NO QUARTO DIA
No quarto dia
No quarto dia da semana Larissa acordou. Fora um longo sono, povoado de imagens aterradoras em que prevaleciam as cores vermelho e preto. Eram imagens distorcidas, que se agarravam em pedras pontiagudas e levavam as mãos em sua direção, como a dizerem venha, às vezes a tentarem puxá-la para o alto.Larissa continuou inerte,dormindo, dormindo.Os mesmos pesadelos a atormentá-la.E eles foram ficando piores,mais atrozes, com sussurros incompreensíveis. Agora eles sussurravam uns com os outros enquanto suas mãos continuavam ora a tentar subir, ora acenando para que fosse ter com eles. Pessoas reais estavam a sua volta e Larissa não as via e não acordava, mãos a tocavam, passavam-lhe panos úmidos no rosto, nas mãos.Nada. Larissa não piscava, não reagia a nada.Estava morta. Assim passavam-se os segundos, minutos, horas. Os pesadelos de Larissa então, começaram a mudar suas cores e suas feições, se é que tinham feições até então. Agora tinham formas mais nítidas, mas continuavam pretos e vermelhos, movendo-se da mesma forma.O tempo passava, Larissa imóvel fixava o nada, sem mover-se, sem reagir aos apelos.
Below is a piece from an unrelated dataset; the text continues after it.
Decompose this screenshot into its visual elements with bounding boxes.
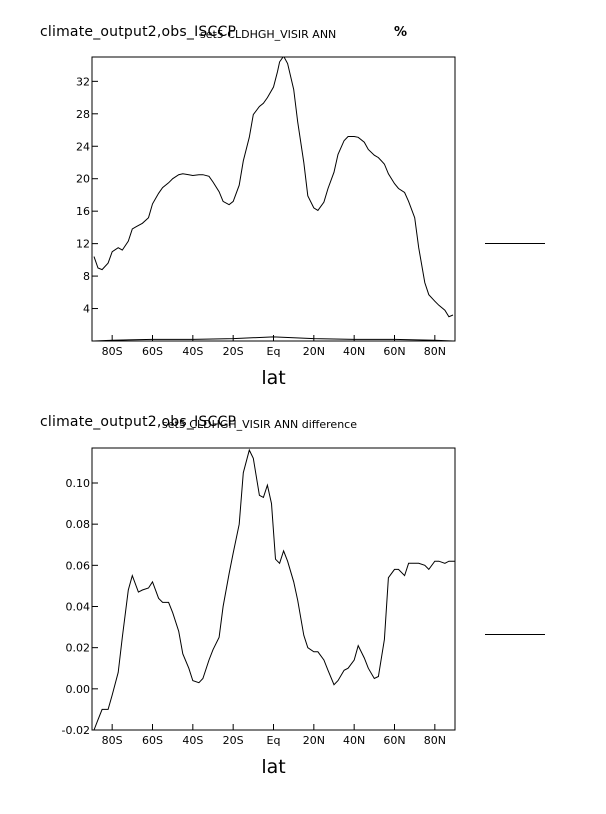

Alguns presentes, sem fé nenhuma começaram a rezar, outros os imitaram e de repente eram todos os parentes, vizinhos, amigos concentrados, buscando em suas almas sem fé alguma forma de consolo para si e para Larissa. Em seu isolamento na pesada escuridão ,Larissa visualizou a maioria das formas do pesadelo desaparecerem, ficou alguém, definida forma humana agora, veio até as pedras mais rentes ao solo e alcançou sua mão à Larissa. Não era mais vermelho e preto, nem disforme, tinha forma humana, o rosto de um desconhecido que finalmente estendeu sua mão até o leito onde Larissa fora acomodada e a tocou.Larissa moveu-se num ímpeto violento, estendeu-lhe e tocou-lhe com sua mão, deu um grito lancinante. O grito não agora era real, sua mente agora estava na realidade. Era o grito da vida. As pessoas pararam suas rezas e reflexões e começaram a chegar ao leito de Larissa. Ela acordara no quarto dia. Veio um médico que a examinou, fez perguntas, mandou mover-se, finalmente mandou andar e disse: normal. Pegou suas coisas e foi embora.
Os presentes foram saindo, as orações silenciaram,os sussurros não eram mais ouvidos, a casa voltou ao silêncio. Ao final do quarto dia Larissa não via mais ninguém, então pegou alguns poucos objetos e saiu fechando a portas atrás de si. Alguns disseram que foi para a estação rodoviária, para norte, disse alguém.Não, ela pegou o trem pela manhã, disse outro.Ninguém mais a viu, nem nunca dela souberam.